Terörle mücadelede hassasiyetler
Ruz-i mahşer” yazım epeyce yankı uyandırdı; medyada, devlette, kitlelerde… “Ruz-i mahşerden sonra…”yı yazdım. Yazılacak pek çok başlık daha var. Bugün temel bir konuyu değerlendirmek istiyorum: Terörle mücadele hassasiyetleri…
Türkiye, teröre hedef olan bir ülke. On yıllar terörle mücadele içinde geçiyor ve on binlerce insan bu süreç içinde hayatını kaybediyor.
Terörle mücadelenin zorluğu asimetrik nitelik taşıması. Cephe yok, terörist için hukuk yok, her an her yerde ve kural tanımaksızın saldırı halinde bir yapı…

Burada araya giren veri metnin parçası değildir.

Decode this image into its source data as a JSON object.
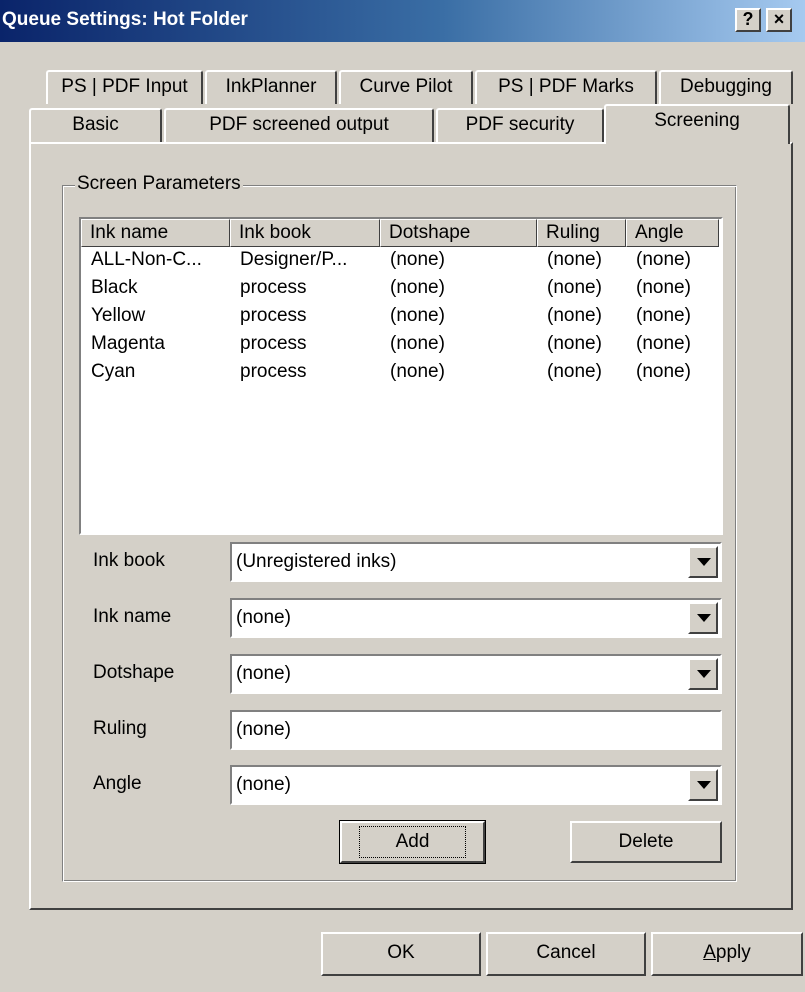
{
  "window": {
    "title": "Queue Settings: Hot Folder"
  },
  "title_buttons": {
    "help": "?",
    "close": "×"
  },
  "tabs_row1": [
    "PS | PDF Input",
    "InkPlanner",
    "Curve Pilot",
    "PS | PDF Marks",
    "Debugging"
  ],
  "tabs_row2": [
    "Basic",
    "PDF screened output",
    "PDF security",
    "Screening"
  ],
  "active_tab": "Screening",
  "group": {
    "label": "Screen Parameters"
  },
  "list": {
    "columns": [
      "Ink name",
      "Ink book",
      "Dotshape",
      "Ruling",
      "Angle"
    ],
    "rows": [
      [
        "ALL-Non-C...",
        "Designer/P...",
        "(none)",
        "(none)",
        "(none)"
      ],
      [
        "Black",
        "process",
        "(none)",
        "(none)",
        "(none)"
      ],
      [
        "Yellow",
        "process",
        "(none)",
        "(none)",
        "(none)"
      ],
      [
        "Magenta",
        "process",
        "(none)",
        "(none)",
        "(none)"
      ],
      [
        "Cyan",
        "process",
        "(none)",
        "(none)",
        "(none)"
      ]
    ]
  },
  "fields": {
    "ink_book": {
      "label": "Ink book",
      "value": "(Unregistered inks)"
    },
    "ink_name": {
      "label": "Ink name",
      "value": "(none)"
    },
    "dotshape": {
      "label": "Dotshape",
      "value": "(none)"
    },
    "ruling": {
      "label": "Ruling",
      "value": "(none)"
    },
    "angle": {
      "label": "Angle",
      "value": "(none)"
    }
  },
  "buttons": {
    "add": "Add",
    "delete": "Delete",
    "ok": "OK",
    "cancel": "Cancel",
    "apply_prefix": "",
    "apply_mnemonic": "A",
    "apply_rest": "pply"
  },
  "colors": {
    "titlebar_start": "#0a246a",
    "titlebar_end": "#a6caf0",
    "face": "#d4d0c8"
  }
}
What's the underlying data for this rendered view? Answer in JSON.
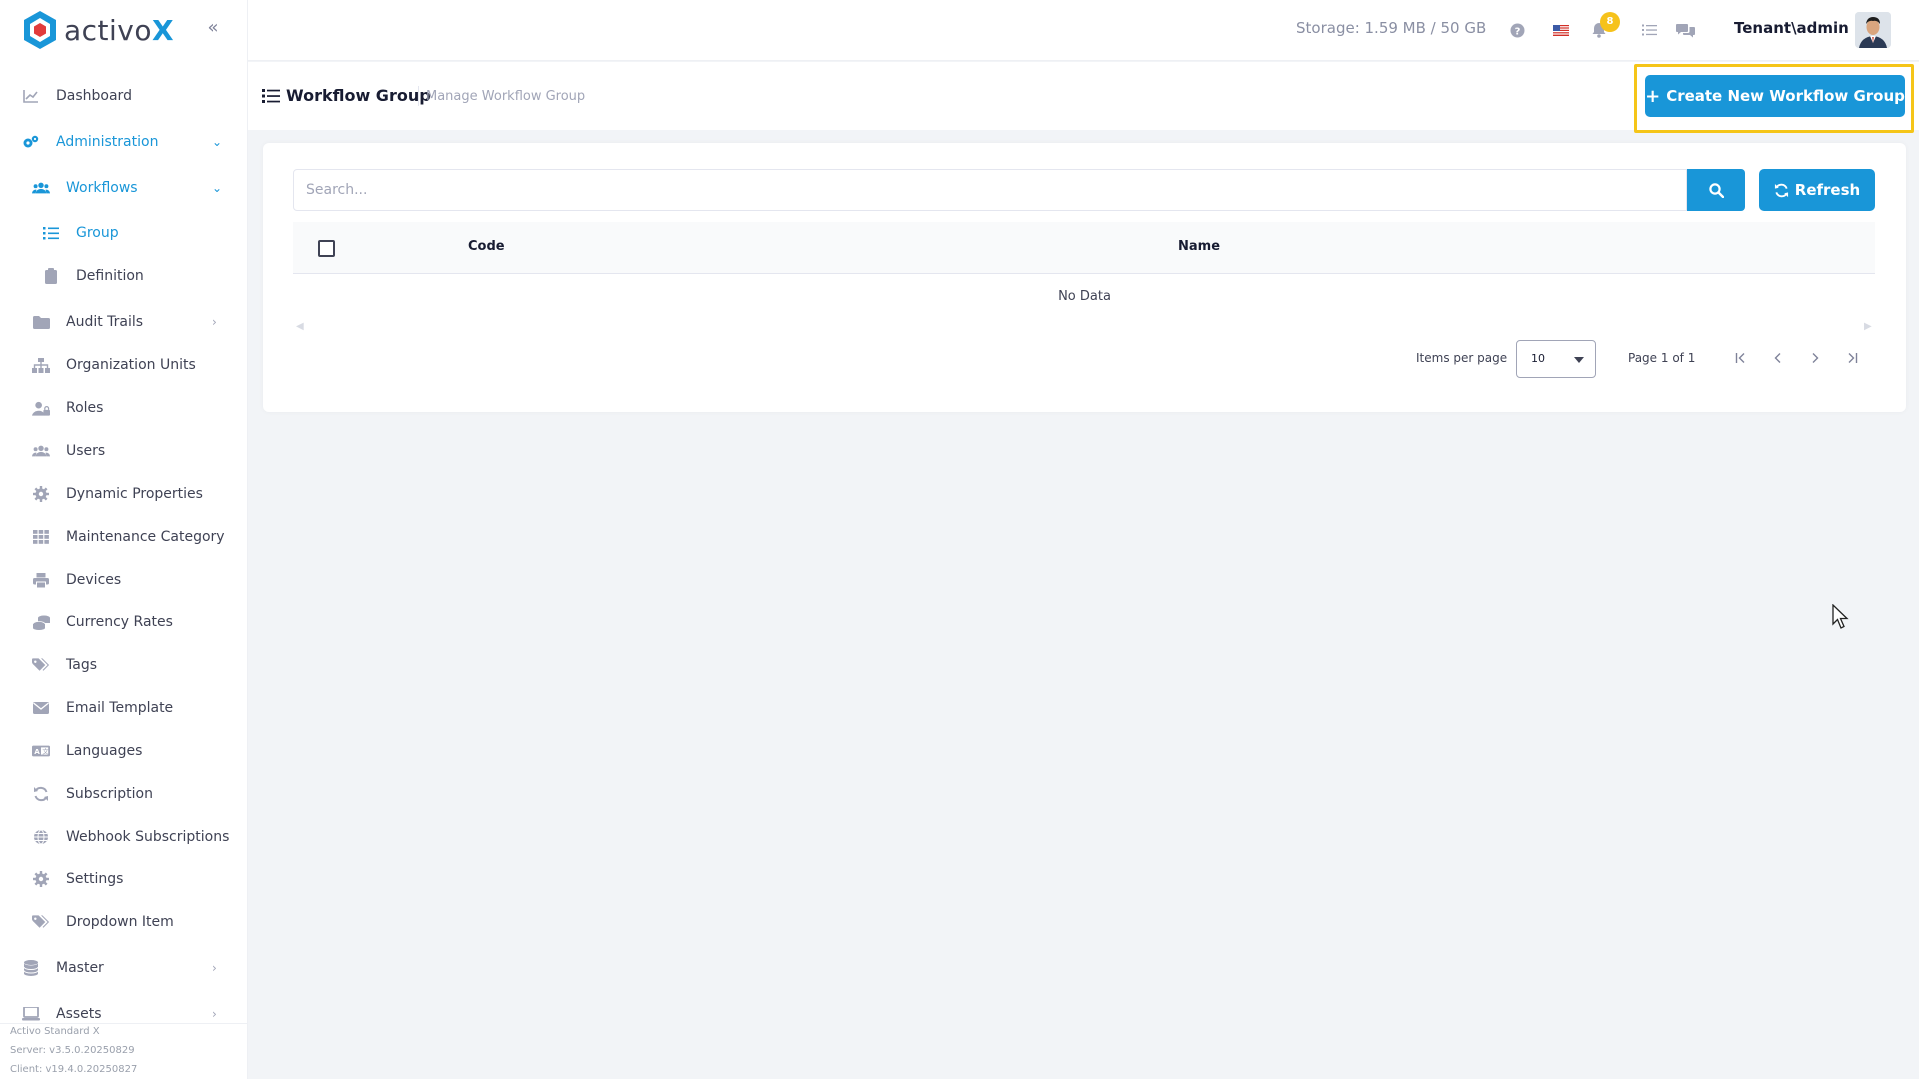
{
  "brand": {
    "name_main": "activo",
    "name_accent": "X",
    "color": "#1996d8"
  },
  "topbar": {
    "storage": "Storage: 1.59 MB / 50 GB",
    "notification_count": "8",
    "user": "Tenant\\admin",
    "icons": [
      "help-icon",
      "flag-us-icon",
      "bell-icon",
      "tasks-icon",
      "chat-icon"
    ]
  },
  "sidebar": {
    "items": [
      {
        "label": "Dashboard",
        "icon": "chart-line-icon"
      },
      {
        "label": "Administration",
        "icon": "cogs-icon"
      },
      {
        "label": "Workflows",
        "icon": "users-icon"
      },
      {
        "label": "Group",
        "icon": "list-icon"
      },
      {
        "label": "Definition",
        "icon": "clipboard-icon"
      },
      {
        "label": "Audit Trails",
        "icon": "folder-icon"
      },
      {
        "label": "Organization Units",
        "icon": "sitemap-icon"
      },
      {
        "label": "Roles",
        "icon": "user-lock-icon"
      },
      {
        "label": "Users",
        "icon": "users-icon"
      },
      {
        "label": "Dynamic Properties",
        "icon": "gear-icon"
      },
      {
        "label": "Maintenance Category",
        "icon": "grid-icon"
      },
      {
        "label": "Devices",
        "icon": "printer-icon"
      },
      {
        "label": "Currency Rates",
        "icon": "coins-icon"
      },
      {
        "label": "Tags",
        "icon": "tags-icon"
      },
      {
        "label": "Email Template",
        "icon": "envelope-icon"
      },
      {
        "label": "Languages",
        "icon": "language-icon"
      },
      {
        "label": "Subscription",
        "icon": "sync-icon"
      },
      {
        "label": "Webhook Subscriptions",
        "icon": "globe-icon"
      },
      {
        "label": "Settings",
        "icon": "gear-icon"
      },
      {
        "label": "Dropdown Item",
        "icon": "tags-icon"
      },
      {
        "label": "Master",
        "icon": "database-icon"
      },
      {
        "label": "Assets",
        "icon": "laptop-icon"
      }
    ],
    "version": {
      "product": "Activo Standard X",
      "server": "Server: v3.5.0.20250829",
      "client": "Client: v19.4.0.20250827"
    }
  },
  "subheader": {
    "title": "Workflow Group",
    "description": "Manage Workflow Group",
    "create_button": "Create New Workflow Group"
  },
  "table": {
    "search_placeholder": "Search...",
    "refresh_label": "Refresh",
    "columns": [
      "Code",
      "Name"
    ],
    "empty_text": "No Data",
    "items_per_page_label": "Items per page",
    "items_per_page_value": "10",
    "page_info": "Page 1 of 1"
  }
}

En çetin boyutu da, teröristin halk ile karışma ihtimalinden kaynaklanıyor.
Sol jargonda “Gerilla halk içinde sudaki balık gibi olmalıdır” yaklaşımı vardır.
Vietnam’da gerillalar, Marksist ideolojik yapılarına rağmen, Budist mabedlerinde ilahi okumuş, zaman içinde de ilahilerin ihtilalci nitelik kazanmasını temin etmişlerdi.
Bizde terör en yaygın boyutunu PKK ile devreye soktu. PKK terör eylemlerini “Kürtlerin mücadelesi” üzerine inşa etmeyi hedefledi. Elemanlarını Kürt çocuklarından oluşturdu, Kürtlerin yaşadığı coğrafyayı “İkmal üssü” olarak kullandı.